The novelist and essayist Zadie Smith has just published a powerful online essay entitled “Shibboleth” - her profoundly personal response to how so many of us are responding to the war in Gaza and the campus protests by using words to create even more disconnectedness between ourselves. Here’s an excerpt, just one among many brilliant passages contained in this insightful piece … “[I]n the case of Israel/Palestine, language and rhetoric are and always have been weapons of mass destruction. It is in fact perhaps the most acute example in the world of the use of words to justify bloody murder, to flatten and erase unbelievably labyrinthine histories, and to deliver the atavistic pleasure of violent simplicity to the many people who seem to believe that merely by saying something they make it so. It is no doubt a great relief to say the word ‘Hamas’ as if it purely and solely described a terrorist entity. A great relief to say ‘There is no such thing as the Palestinian people’ as they stand in front of you. A great relief to say ‘Zionist colonialist state’ and accept those three words as a full and unimpeachable definition of the state of Israel, not only under the disastrous leadership of Benjamin Netanyahu but at every stage of its long and complex history, and also to hear them as a perfectly sufficient description of every man, woman, and child who has ever lived in Israel or happened to find themselves born within it. It is perhaps because we know these simplifications to be impossible that we insist upon them so passionately. They are shibboleths; they describe a people, by defining them against other people—but the people being described are ourselves. The person who says ‘We must eliminate Hamas’ says this not necessarily because she thinks this is a possible outcome on this earth but because this sentence is the shibboleth that marks her membership in the community that says that. The person who uses the word ‘Zionist’ as if that word were an unchanged and unchangeable monolith, meaning exactly the same thing in 2024 and 1948 as it meant in 1890 or 1901 or 1920—that person does not so much bring definitive clarity to the entangled history of Jews and Palestinians as they successfully and soothingly draw a line to mark their own zone of interest and where it ends. And while we all talk, carefully curating our shibboleths, presenting them to others and waiting for them to reveal themselves as with us or against us—while we do all that, bloody murder.”

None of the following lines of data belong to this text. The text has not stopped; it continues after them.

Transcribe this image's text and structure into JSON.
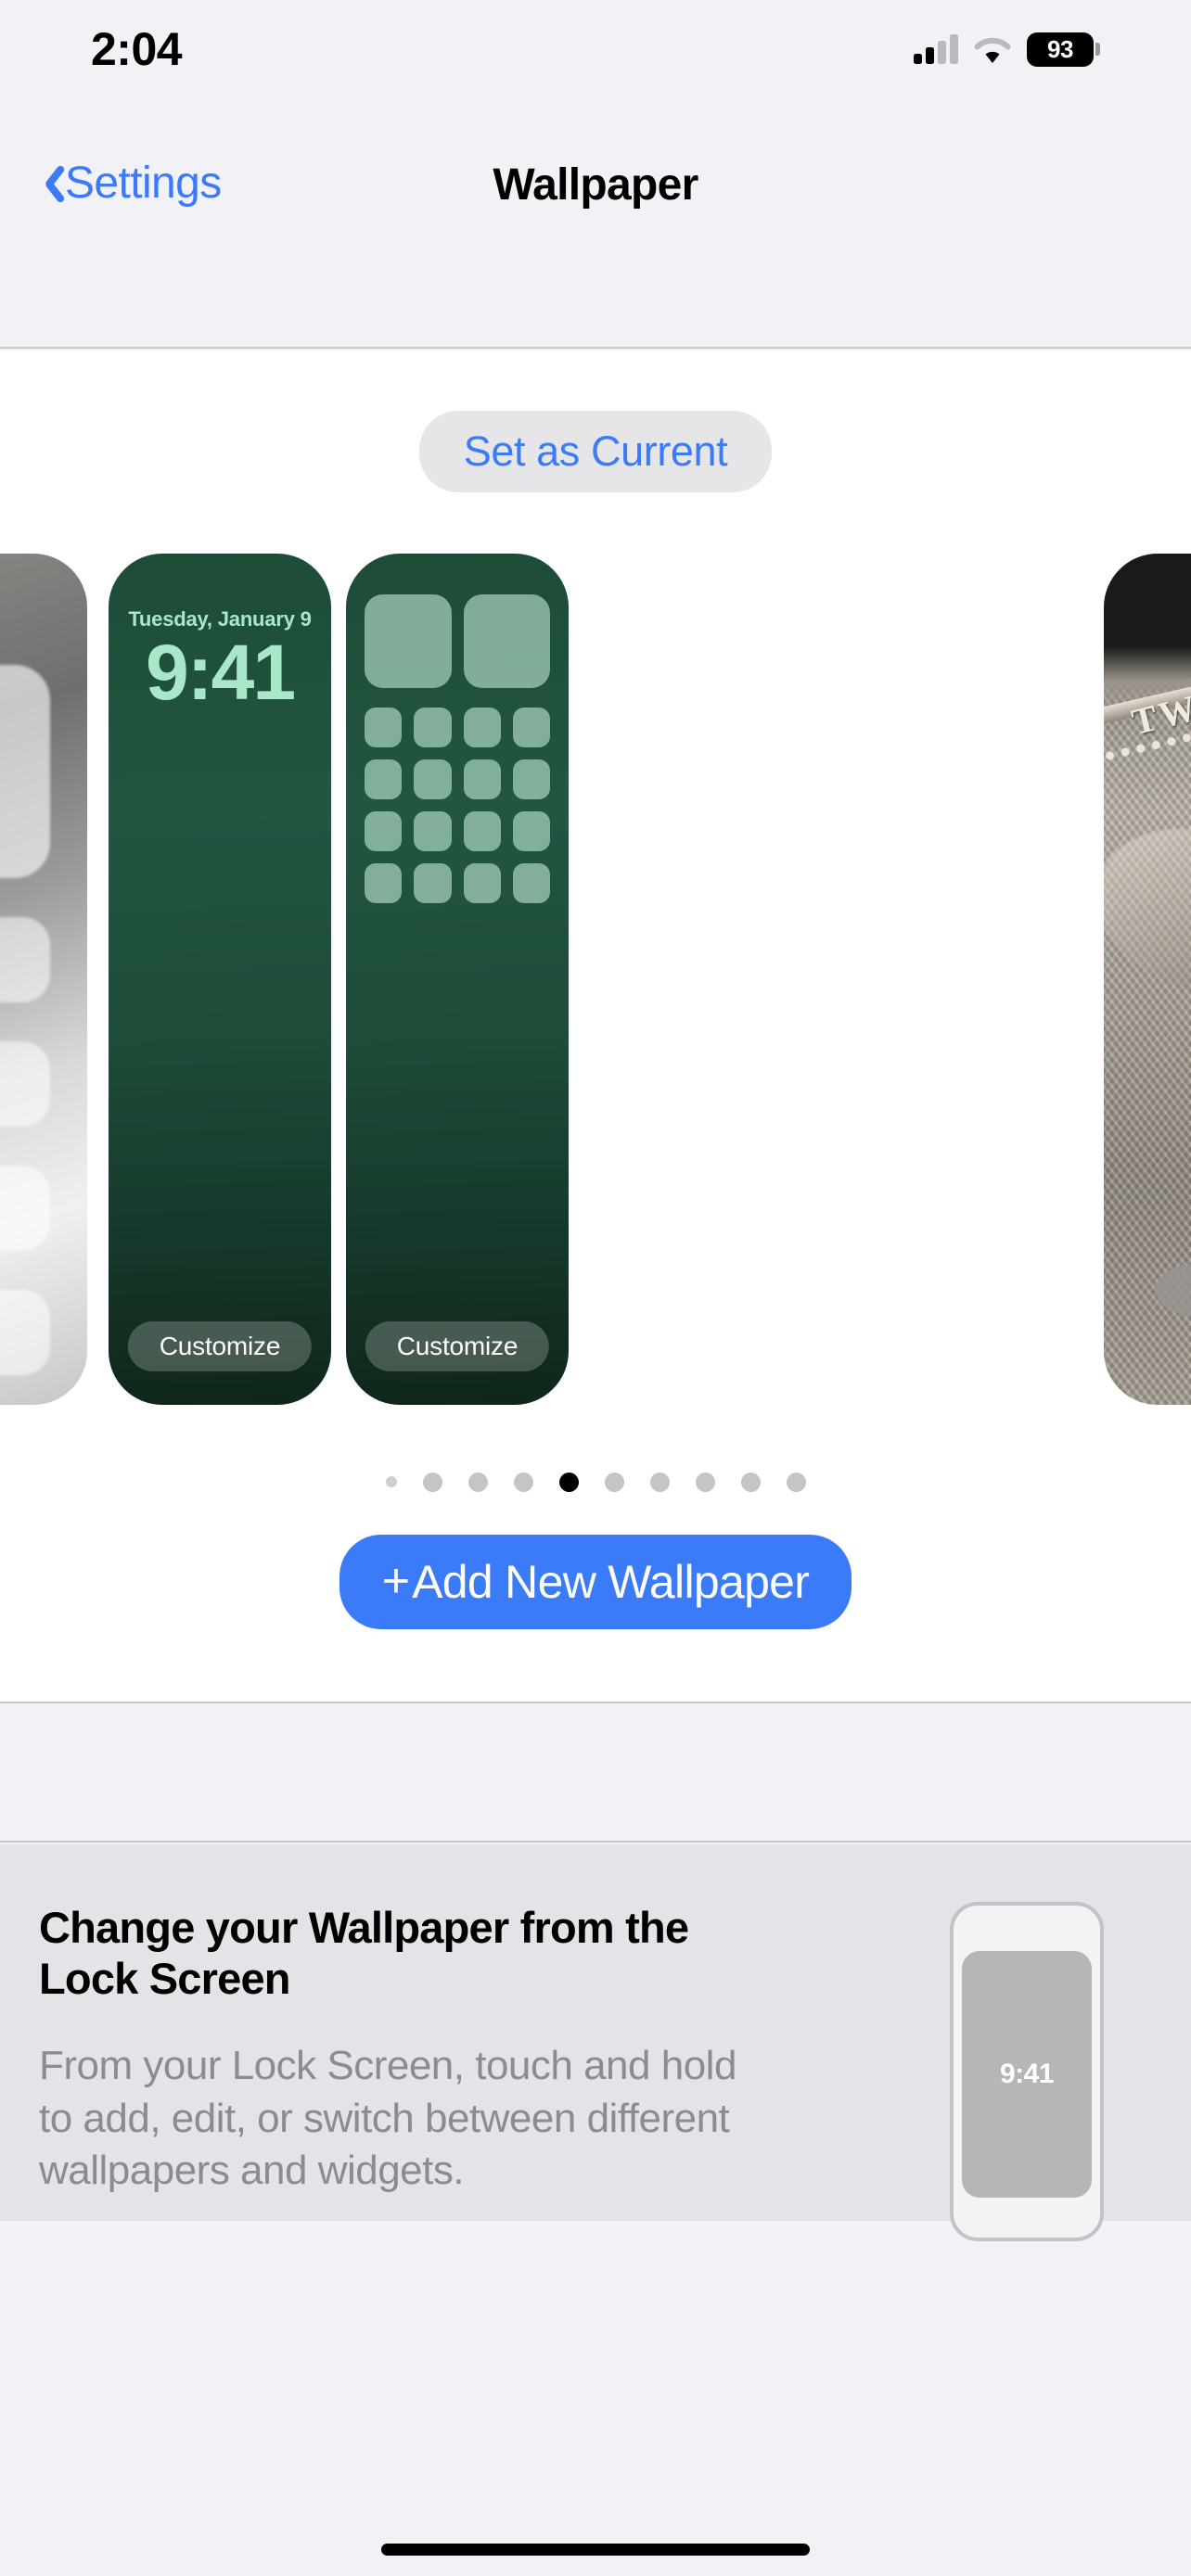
{
  "status_bar": {
    "time": "2:04",
    "battery_percent": "93",
    "cellular_icon": "cellular-signal-icon",
    "wifi_icon": "wifi-icon",
    "battery_icon": "battery-icon"
  },
  "nav": {
    "back_label": "Settings",
    "back_icon": "chevron-left-icon",
    "title": "Wallpaper"
  },
  "carousel": {
    "set_as_current_label": "Set as Current",
    "lock_screen": {
      "date": "Tuesday, January 9",
      "time": "9:41",
      "customize_label": "Customize"
    },
    "home_screen": {
      "customize_label": "Customize"
    },
    "page_dots": {
      "total": 10,
      "active_index": 5
    }
  },
  "add_button": {
    "plus": "+",
    "label": "Add New Wallpaper"
  },
  "info_card": {
    "title": "Change your Wallpaper from the Lock Screen",
    "body": "From your Lock Screen, touch and hold to add, edit, or switch between different wallpapers and widgets.",
    "preview_time": "9:41"
  },
  "colors": {
    "accent_blue": "#3b7bf7",
    "page_background": "#f2f1f6",
    "card_background": "#ffffff",
    "info_card_background": "#e4e4e8",
    "wallpaper_green": "#1d4c37",
    "wallpaper_green_dark": "#0f2619",
    "lock_text_mint": "#a9e7cb",
    "dot_active": "#000000",
    "dot_inactive": "#c5c5c7"
  }
}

Tom thank you for sharing these thoughts - which of course have prompted thoughts of my own. Seems to me that it’s the functioning of the body-mind that leads us to the notion of a separate self, and somewhere along the evolutionary route we seem to have separated ourselves from what we’re calling not-self. It’s almost as if looking in a mirror, we take the reflected image to be our true selves. To me not-self is the underlying essence of it all, the ground we share with everything & everyone. I realize this sounds simple, but perhaps its simplicity is what confuses us. I wonder if we focus on our separateness as some kind of justification for being here. Anyway, those are some morning thoughts.
Excellent. I like your ethical approach to no-self. One monk I have regular contact with says Anatta /no-self is the most difficult idea for most Buddhists to grasp.